Direct naar artikelinhoud
InterviewJonge ‘Thuis’-acteurs

Jonge ‘Thuis’-acteurs: ‘Toen ik meedeed aan ‘The Voice’ regende het homofobe berichten. ‘Hang u op, nicht’ en andere literaire pareltjes’

Bram Spooren (Ilias) en Ivana Noa (Silke) in ‘Thuis’.Beeld © VRT

De decibelmeter heeft een hele klus aan Ivana Noa (19), Wannes Lacroix (20) en Bram Spooren (21): in de prettige chaos waarin ze praten, lachen en juichen, tekent zich de achterbank van een schoolbus af. Al een jaar vormen ze de jonge driehoek in Thuis: Noa speelt Silke, Lacroix speelt haar broer Niels, en Spooren speelt haar lief Ilias.

En jullie lijken het ook in het echte leven goed met elkaar te kunnen vinden.

Bram Spooren: “Die vriendschap is heel organisch ontstaan.”

Ivana Noa: “Eigenlijk vormen we al sinds dag één een vrolijk clubje.”

Wannes Lacroix: “Terwijl we geen voorgeschiedenis hebben samen.”

Spooren (kucht ostentatief): “Je vergéét het weer, Wannes!”

Lacroix: “Ah, damn! Het is waar: Bram en ik hebben beiden in de musical ’14-’18 gespeeld – al behoorden we niet tot dezelfde groep acteurs. En ik vergeet dus telkens dat hij daar óók in stond.”

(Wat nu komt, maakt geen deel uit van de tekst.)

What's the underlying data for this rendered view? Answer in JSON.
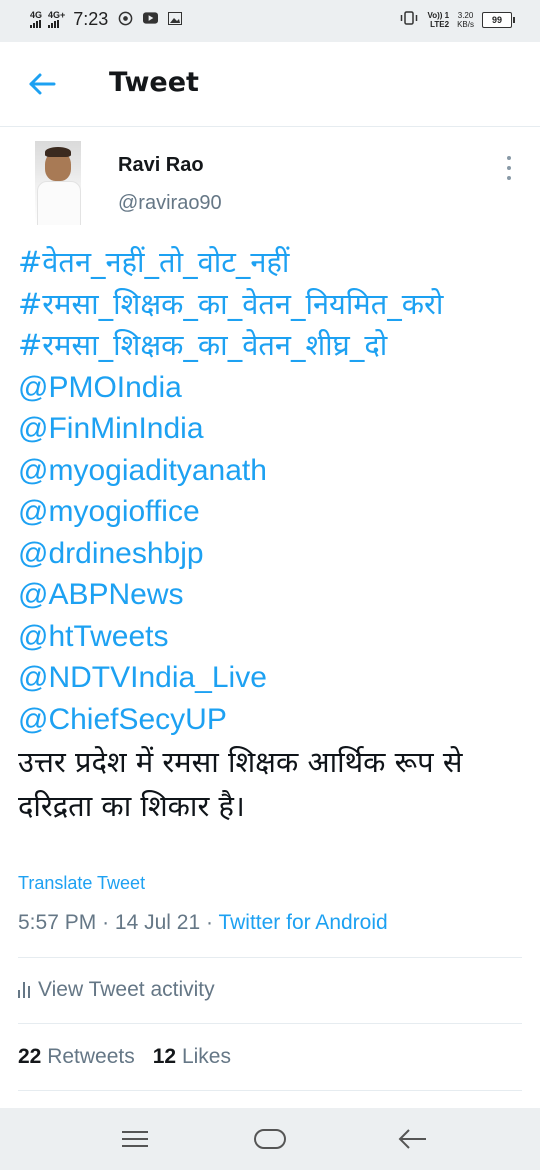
{
  "status_bar": {
    "network_1": "4G",
    "network_2": "4G+",
    "time": "7:23",
    "volte_1": "Vo)) 1",
    "volte_2": "LTE2",
    "speed_value": "3.20",
    "speed_unit": "KB/s",
    "battery": "99"
  },
  "header": {
    "title": "Tweet",
    "back_icon": "arrow-left-icon",
    "accent_color": "#1da1f2"
  },
  "author": {
    "name": "Ravi Rao",
    "handle": "@ravirao90",
    "more_icon": "more-vertical-icon"
  },
  "tweet": {
    "hashtags": [
      "#वेतन_नहीं_तो_वोट_नहीं",
      "#रमसा_शिक्षक_का_वेतन_नियमित_करो",
      "#रमसा_शिक्षक_का_वेतन_शीघ्र_दो"
    ],
    "mentions": [
      "@PMOIndia",
      "@FinMinIndia",
      "@myogiadityanath",
      "@myogioffice",
      "@drdineshbjp",
      "@ABPNews",
      "@htTweets",
      "@NDTVIndia_Live",
      "@ChiefSecyUP"
    ],
    "text": "उत्तर प्रदेश में रमसा शिक्षक आर्थिक रूप से दरिद्रता का शिकार है।",
    "translate_label": "Translate Tweet",
    "time": "5:57 PM",
    "date": "14 Jul 21",
    "separator": "·",
    "source": "Twitter for Android"
  },
  "activity": {
    "label": "View Tweet activity",
    "icon": "bar-chart-icon"
  },
  "stats": {
    "retweets_count": "22",
    "retweets_label": "Retweets",
    "likes_count": "12",
    "likes_label": "Likes"
  },
  "nav_bar": {
    "menu_icon": "menu-icon",
    "home_icon": "home-pill-icon",
    "back_icon": "back-arrow-icon"
  }
}
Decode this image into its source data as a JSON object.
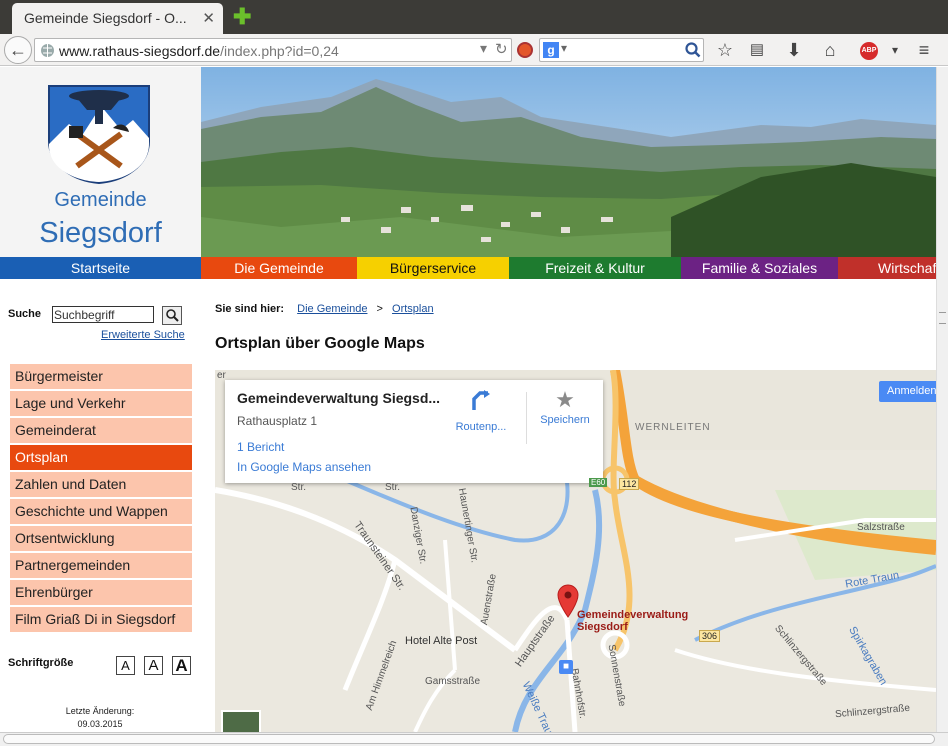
{
  "browser": {
    "tab_title": "Gemeinde Siegsdorf - O...",
    "url_host": "www.rathaus-siegsdorf.de",
    "url_path": "/index.php?id=0,24",
    "search_engine_letter": "g"
  },
  "site": {
    "brand_line1": "Gemeinde",
    "brand_line2": "Siegsdorf",
    "nav": [
      {
        "label": "Startseite",
        "color": "#1a5fb4"
      },
      {
        "label": "Die Gemeinde",
        "color": "#e8490f"
      },
      {
        "label": "Bürgerservice",
        "color": "#f6d000"
      },
      {
        "label": "Freizeit & Kultur",
        "color": "#1e7b2f"
      },
      {
        "label": "Familie & Soziales",
        "color": "#6c2284"
      },
      {
        "label": "Wirtschaft",
        "color": "#c0302a"
      }
    ]
  },
  "sidebar": {
    "search_label": "Suche",
    "search_value": "Suchbegriff",
    "advanced_search": "Erweiterte Suche",
    "menu": [
      "Bürgermeister",
      "Lage und Verkehr",
      "Gemeinderat",
      "Ortsplan",
      "Zahlen und Daten",
      "Geschichte und Wappen",
      "Ortsentwicklung",
      "Partnergemeinden",
      "Ehrenbürger",
      "Film Griaß Di in Siegsdorf"
    ],
    "active_item": "Ortsplan",
    "font_size_label": "Schriftgröße",
    "font_size_buttons": [
      "A",
      "A",
      "A"
    ],
    "last_change_label": "Letzte Änderung:",
    "last_change_date": "09.03.2015"
  },
  "main": {
    "breadcrumb_label": "Sie sind hier:",
    "breadcrumb": [
      "Die Gemeinde",
      ">",
      "Ortsplan"
    ],
    "page_title": "Ortsplan über Google Maps"
  },
  "map": {
    "place_name": "Gemeindeverwaltung Siegsd...",
    "address": "Rathausplatz 1",
    "reviews": "1 Bericht",
    "view_link": "In Google Maps ansehen",
    "route_label": "Routenp...",
    "save_label": "Speichern",
    "signin_label": "Anmelden",
    "pin_label_1": "Gemeindeverwaltung",
    "pin_label_2": "Siegsdorf",
    "labels": {
      "wernleiten": "WERNLEITEN",
      "e60": "E60",
      "r112": "112",
      "r306": "306",
      "salzstrasse": "Salzstraße",
      "rote_traun": "Rote Traun",
      "spirkagraben": "Spirkagraben",
      "schlinzergstrasse": "Schlinzergstraße",
      "schlinzergstrasse2": "Schlinzergstraße",
      "traunsteiner": "Traunsteiner Str.",
      "danziger": "Danziger Str.",
      "haunertinger": "Haunertinger Str.",
      "auenstrasse": "Auenstraße",
      "hauptstrasse": "Hauptstraße",
      "hotel": "Hotel Alte Post",
      "am_himmelreich": "Am Himmelreich",
      "gamsstrasse": "Gamsstraße",
      "bahnhofstr": "Bahnhofstr.",
      "sonnenstrasse": "Sonnenstraße",
      "weisse_traun": "Weiße Traun",
      "west_str": "Str.",
      "ost_str": "Str.",
      "top_left": "er"
    }
  },
  "colors": {
    "brand_blue": "#2f6db5",
    "menu_bg": "#fcc5ac",
    "menu_active": "#e8490f",
    "link": "#1a4f9c"
  }
}
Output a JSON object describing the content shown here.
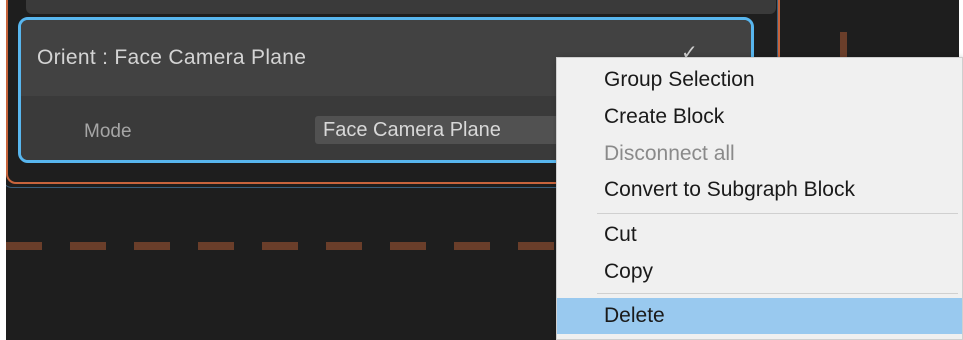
{
  "block": {
    "title": "Orient : Face Camera Plane",
    "enabled_check": "✓",
    "mode_label": "Mode",
    "mode_value": "Face Camera Plane"
  },
  "context_menu": {
    "items": [
      {
        "label": "Group Selection",
        "state": "enabled"
      },
      {
        "label": "Create Block",
        "state": "enabled"
      },
      {
        "label": "Disconnect all",
        "state": "disabled"
      },
      {
        "label": "Convert to Subgraph Block",
        "state": "enabled"
      },
      {
        "label": "Cut",
        "state": "enabled"
      },
      {
        "label": "Copy",
        "state": "enabled"
      },
      {
        "label": "Delete",
        "state": "highlighted"
      }
    ]
  },
  "colors": {
    "selection_outline": "#58b6ee",
    "context_outline": "#c8643c",
    "menu_highlight": "#99c9ef",
    "canvas_bg": "#1e1e1e"
  }
}
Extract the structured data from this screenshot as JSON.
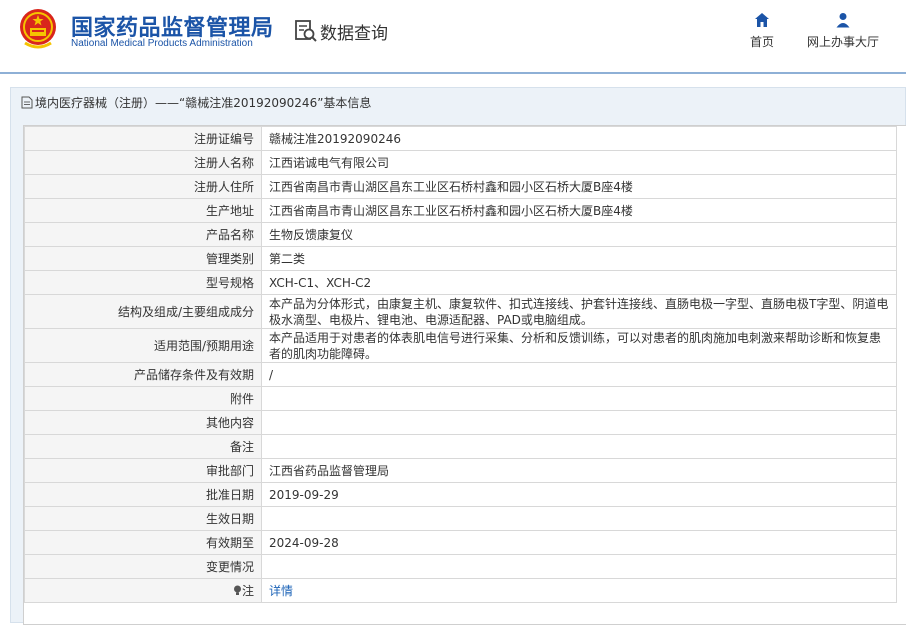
{
  "header": {
    "org_name_cn": "国家药品监督管理局",
    "org_name_en": "National Medical Products Administration",
    "query_label": "数据查询",
    "nav": [
      {
        "label": "首页",
        "icon": "home-icon"
      },
      {
        "label": "网上办事大厅",
        "icon": "user-icon"
      }
    ]
  },
  "breadcrumb": {
    "icon": "document-icon",
    "text": "境内医疗器械（注册）——“赣械注准20192090246”基本信息"
  },
  "colors": {
    "brand": "#1b54a7",
    "link": "#1c63b7",
    "label_bg": "#f5f5f5",
    "panel_bg": "#ecf2f8"
  },
  "rows": [
    {
      "label": "注册证编号",
      "value": "赣械注准20192090246"
    },
    {
      "label": "注册人名称",
      "value": "江西诺诚电气有限公司"
    },
    {
      "label": "注册人住所",
      "value": "江西省南昌市青山湖区昌东工业区石桥村鑫和园小区石桥大厦B座4楼"
    },
    {
      "label": "生产地址",
      "value": "江西省南昌市青山湖区昌东工业区石桥村鑫和园小区石桥大厦B座4楼"
    },
    {
      "label": "产品名称",
      "value": "生物反馈康复仪"
    },
    {
      "label": "管理类别",
      "value": "第二类"
    },
    {
      "label": "型号规格",
      "value": "XCH-C1、XCH-C2"
    },
    {
      "label": "结构及组成/主要组成成分",
      "value": "本产品为分体形式，由康复主机、康复软件、扣式连接线、护套针连接线、直肠电极一字型、直肠电极T字型、阴道电极水滴型、电极片、锂电池、电源适配器、PAD或电脑组成。"
    },
    {
      "label": "适用范围/预期用途",
      "value": "本产品适用于对患者的体表肌电信号进行采集、分析和反馈训练，可以对患者的肌肉施加电刺激来帮助诊断和恢复患者的肌肉功能障碍。"
    },
    {
      "label": "产品储存条件及有效期",
      "value": "/"
    },
    {
      "label": "附件",
      "value": ""
    },
    {
      "label": "其他内容",
      "value": ""
    },
    {
      "label": "备注",
      "value": ""
    },
    {
      "label": "审批部门",
      "value": "江西省药品监督管理局"
    },
    {
      "label": "批准日期",
      "value": "2019-09-29"
    },
    {
      "label": "生效日期",
      "value": ""
    },
    {
      "label": "有效期至",
      "value": "2024-09-28"
    },
    {
      "label": "变更情况",
      "value": ""
    }
  ],
  "note_row": {
    "icon": "lightbulb-icon",
    "label": "注",
    "link": "详情"
  }
}
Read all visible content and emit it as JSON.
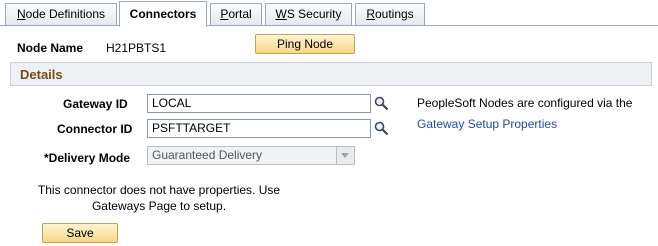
{
  "tabs": [
    {
      "label_pre": "",
      "label_u": "N",
      "label_post": "ode Definitions"
    },
    {
      "label_pre": "",
      "label_u": "",
      "label_post": "Connectors"
    },
    {
      "label_pre": "",
      "label_u": "P",
      "label_post": "ortal"
    },
    {
      "label_pre": "",
      "label_u": "W",
      "label_post": "S Security"
    },
    {
      "label_pre": "",
      "label_u": "R",
      "label_post": "outings"
    }
  ],
  "header": {
    "node_name_label": "Node Name",
    "node_name_value": "H21PBTS1",
    "ping_button": "Ping Node"
  },
  "details": {
    "title": "Details",
    "gateway_id_label": "Gateway ID",
    "gateway_id_value": "LOCAL",
    "connector_id_label": "Connector ID",
    "connector_id_value": "PSFTTARGET",
    "delivery_mode_label": "*Delivery Mode",
    "delivery_mode_value": "Guaranteed Delivery",
    "info_text": "PeopleSoft Nodes are configured via the",
    "info_link": "Gateway Setup Properties",
    "message_line1": "This connector does not have properties. Use",
    "message_line2": "Gateways Page to setup."
  },
  "footer": {
    "save_button": "Save"
  },
  "colors": {
    "section_title": "#7a4a12",
    "link": "#1f4ea3",
    "button_fill": "#f7d886"
  }
}
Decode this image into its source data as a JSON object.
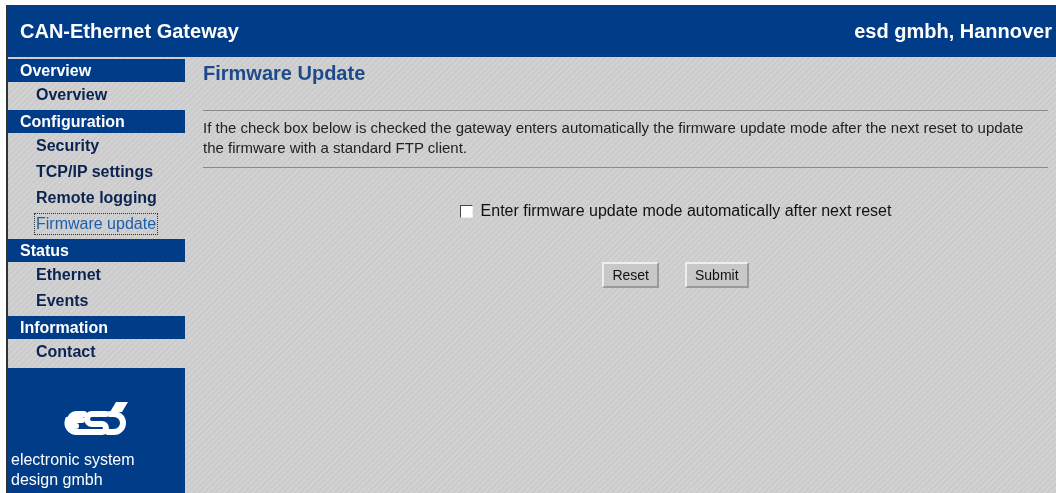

Noa: “We deden alle drie auditie voor Thuis, en in de laatste ronde viel Wannes me meteen op, omdat wij tweeën de enigen waren met donker haar en donkere ogen.”

Lacroix: “Toen ik Ivana voor het eerst zag, riep ik: ‘Oh my god, gij lijkt op Dua Lipa!’”

Noa: “Waarop ik: ‘Oh my god, gij ook!’ (lacht)

Wisten jullie voor welke rol jullie auditie deden?

Lacroix: “Het kon zowel voor die van Niels als die van Ilias zijn. Ik had wel een duidelijke voorkeur. In de persoonsbeschrijving van Niels stond ‘homo’. Ik dacht: ja, die moet ik hebben.”

Spooren: “Mij leek vooral Ilias heel tof om te spelen.”

Jullie werden in een productie gedropt waarnaar dagelijks meer dan een miljoen mensen kijken. Zorgde dat voor zenuwen?

Noa: “Ik was tijdens de audities al onder de indruk. Ik had al vaak in het theater gestaan, maar nog nooit iets voor een camera gedaan. En dan meteen op de echte set van Thuis: dat was behoorlijk intimiderend, ja. Nu, de eerste opnames waren wel buiten, in de wijngaard die een belangrijke rol speelt in de reeks. Dat was een slimme zet van de makers: die dagen hadden de sfeer van een teambuilding, en op die manier konden we heel smooth in die nieuwe wereld rollen.”

Spooren: “De eerste keer binnen, in de studio, vond ik wel terrifying.”

Noa: “Die drie camera’s die op je staan…”

Spooren: “En al die lampen!”

Het publiek sloot jullie wel meteen in de armen.

Lacroix: “Ja? Ik herinner het me anders: aanvankelijk was er wel wat haat op sociale media. ‘Is Thuis plots Ketnet geworden?’ – dat soort dingen.”

Spooren: “Verandering ligt altijd moeilijk, hè. Mensen moeten wennen aan iets nieuws. Maar ondertussen heb ik toch ook de indruk dat onze personages behoorlijk populair zijn – dat een nieuwe generatie wordt omarmd.”

Wannes Lacroix, Bram Spooren en Ivana Noa.Beeld Koen Bauters

Kijken jullie elke dag naar Thuis?

Lacroix: “Oei, neen. Eigenlijk is het een beetje schandalig, maar ik kijk haast nooit. Het lúkt me gewoon niet: ik word zenuwachtig van mezelf. Laatst heb ik het nog enkele keren geprobeerd, maar dan begin ik meteen te overanalyseren: hoe ik eruitzie, hoe ik loop, hoe ik praat.”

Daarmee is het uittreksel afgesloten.